Censées répondre à un besoin conjoncturel, elles n'avaient pas vocation à se pérenniser. Vingt-trois ans après la création des premières d'entre elles, 400 missions locales - et une centaine de permanences d'accueil, d'information et d'orientation appelées à s'intégrer à leur réseau - maillent le territoire, aussi durablement inscrites dans le paysage que les difficultés d'insertion sociale et professionnelle des jeunes de 16 à 25 ans qu'elles sont chargées d'accompagner. De fait, entre le système de formation initiale et l'emploi, « l'insertion s'est insérée » comme un fait permanent pour une fraction importante de la jeunesse, soulignent Michel Abhervé, vice-président de l'Union nationale des missions locales et Philippe Labbé, sociologue, consultant et fin connaisseur du secteur ( auquel il a déjà consacré deux ouvrages, voir ASH n° 2322 du 29-08-03 et 2365 du 25-06-04). Au fil du temps, les missions locales se sont professionnalisées, et leurs praticiens ont construit, dans l'action, des expertises et des savoir-faire originaux. Combinant « l'intuition, la ruse, le bricolage, le flair » et des connaissances plus académiques, une « intelligence pratique » a ainsi été développée.

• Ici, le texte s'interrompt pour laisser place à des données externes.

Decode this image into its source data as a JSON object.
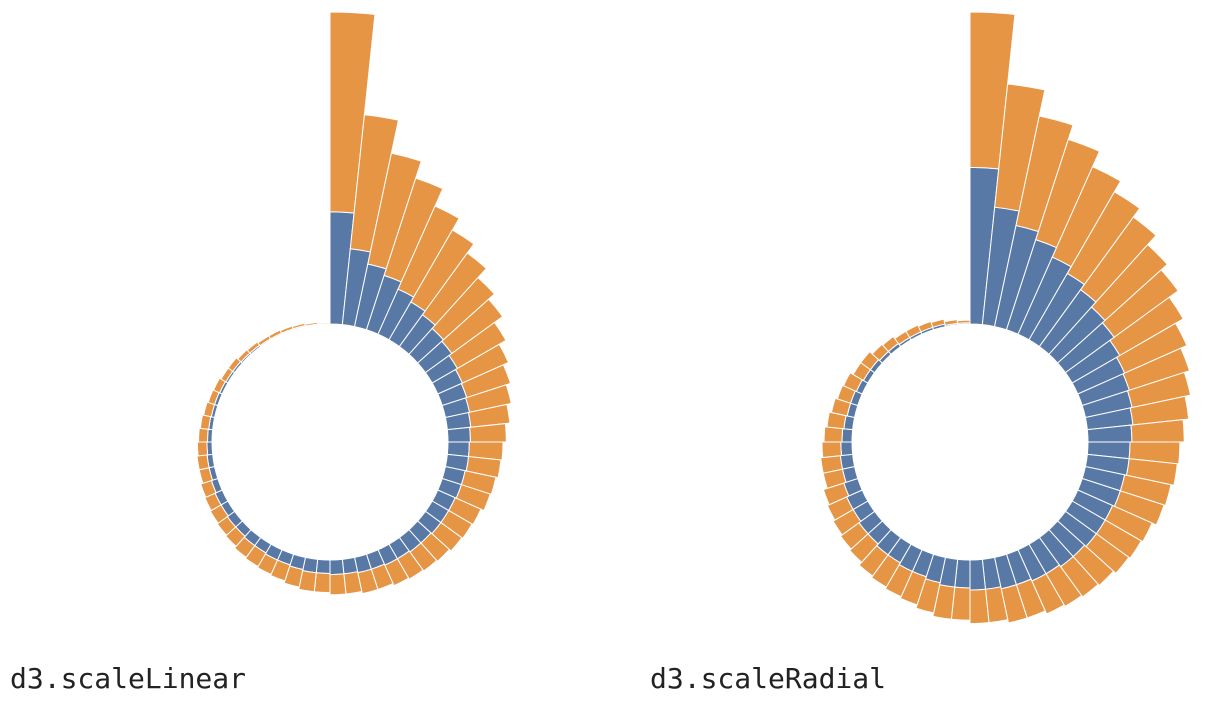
{
  "colors": {
    "inner": "#5878a6",
    "outer": "#e59544",
    "stroke": "#ffffff",
    "background": "#ffffff"
  },
  "chart_data": [
    {
      "type": "radial-stacked-bar",
      "scale": "linear",
      "caption": "d3.scaleLinear",
      "series": [
        {
          "color": "#5878a6",
          "values": [
            1.0,
            0.68,
            0.57,
            0.51,
            0.44,
            0.39,
            0.35,
            0.31,
            0.29,
            0.26,
            0.24,
            0.23,
            0.22,
            0.21,
            0.2,
            0.19,
            0.19,
            0.18,
            0.18,
            0.17,
            0.17,
            0.17,
            0.16,
            0.16,
            0.15,
            0.15,
            0.14,
            0.14,
            0.13,
            0.13,
            0.12,
            0.12,
            0.11,
            0.1,
            0.1,
            0.09,
            0.09,
            0.08,
            0.08,
            0.07,
            0.07,
            0.06,
            0.05,
            0.05,
            0.045,
            0.04,
            0.035,
            0.03,
            0.03,
            0.025,
            0.02,
            0.02,
            0.015,
            0.015,
            0.01,
            0.01,
            0.01,
            0.01,
            0.005,
            0.005
          ]
        },
        {
          "color": "#e59544",
          "values": [
            1.78,
            1.2,
            1.01,
            0.91,
            0.81,
            0.74,
            0.68,
            0.61,
            0.56,
            0.5,
            0.45,
            0.41,
            0.38,
            0.35,
            0.32,
            0.3,
            0.29,
            0.28,
            0.27,
            0.25,
            0.24,
            0.23,
            0.22,
            0.21,
            0.21,
            0.2,
            0.19,
            0.19,
            0.18,
            0.18,
            0.17,
            0.17,
            0.16,
            0.15,
            0.14,
            0.14,
            0.13,
            0.12,
            0.11,
            0.11,
            0.1,
            0.1,
            0.09,
            0.09,
            0.085,
            0.08,
            0.075,
            0.07,
            0.06,
            0.06,
            0.05,
            0.05,
            0.04,
            0.035,
            0.03,
            0.03,
            0.025,
            0.02,
            0.015,
            0.01
          ]
        }
      ]
    },
    {
      "type": "radial-stacked-bar",
      "scale": "radial",
      "caption": "d3.scaleRadial",
      "series": [
        {
          "color": "#5878a6",
          "values": [
            1.0,
            0.68,
            0.57,
            0.51,
            0.44,
            0.39,
            0.35,
            0.31,
            0.29,
            0.26,
            0.24,
            0.23,
            0.22,
            0.21,
            0.2,
            0.19,
            0.19,
            0.18,
            0.18,
            0.17,
            0.17,
            0.17,
            0.16,
            0.16,
            0.15,
            0.15,
            0.14,
            0.14,
            0.13,
            0.13,
            0.12,
            0.12,
            0.11,
            0.1,
            0.1,
            0.09,
            0.09,
            0.08,
            0.08,
            0.07,
            0.07,
            0.06,
            0.05,
            0.05,
            0.045,
            0.04,
            0.035,
            0.03,
            0.03,
            0.025,
            0.02,
            0.02,
            0.015,
            0.015,
            0.01,
            0.01,
            0.01,
            0.01,
            0.005,
            0.005
          ]
        },
        {
          "color": "#e59544",
          "values": [
            1.78,
            1.2,
            1.01,
            0.91,
            0.81,
            0.74,
            0.68,
            0.61,
            0.56,
            0.5,
            0.45,
            0.41,
            0.38,
            0.35,
            0.32,
            0.3,
            0.29,
            0.28,
            0.27,
            0.25,
            0.24,
            0.23,
            0.22,
            0.21,
            0.21,
            0.2,
            0.19,
            0.19,
            0.18,
            0.18,
            0.17,
            0.17,
            0.16,
            0.15,
            0.14,
            0.14,
            0.13,
            0.12,
            0.11,
            0.11,
            0.1,
            0.1,
            0.09,
            0.09,
            0.085,
            0.08,
            0.075,
            0.07,
            0.06,
            0.06,
            0.05,
            0.05,
            0.04,
            0.035,
            0.03,
            0.03,
            0.025,
            0.02,
            0.015,
            0.01
          ]
        }
      ]
    }
  ]
}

Traçant leur chemin entre impératif économique et ambition sociale, réalisme pragmatique et visée émancipatrice, commande publique et logique pédagogique, les missions locales s'efforcent d'articuler les priorités sans cesser d'innover. Les auteurs les y incitent également, en dégageant plusieurs pistes d'amélioration. Ainsi, les professionnels des missions locales ne devraient pas se contenter d'attendre le « chaland-employeur », mais « engager de façon plus volontariste des actions en direction des entreprises » et exploiter toutes les ressources du marché de l'emploi. En outre, en interne, ils pourraient se montrer plus entreprenants et servir leur objectif de socialisation des jeunes en développant des instances de participation - comme les comités d'usagers qui existent déjà dans un certain nombre de structures.
L'exercice de la citoyenneté au sein des missions n'a rien d'un luxe qu'il faudrait reléguer derrière la résolution des problèmes pratico-pratiques des jeunes, estiment Philippe Labbé et Michel Abhervé. « Si tel était le cas, l'approche globale, concept central des missions locales, ainsi que l'utopie qui a permis que celles-ci s'installent et se développent malgré un système plus sectoriel que transversal, seraient sérieusement ébranlées ».
L'insertion professionnelle et sociale des jeunes ou l'intelligence pratique des missions locales - Philippe Labbé (dir.) et Michel Abhervé - Ed. Apogée -14 €.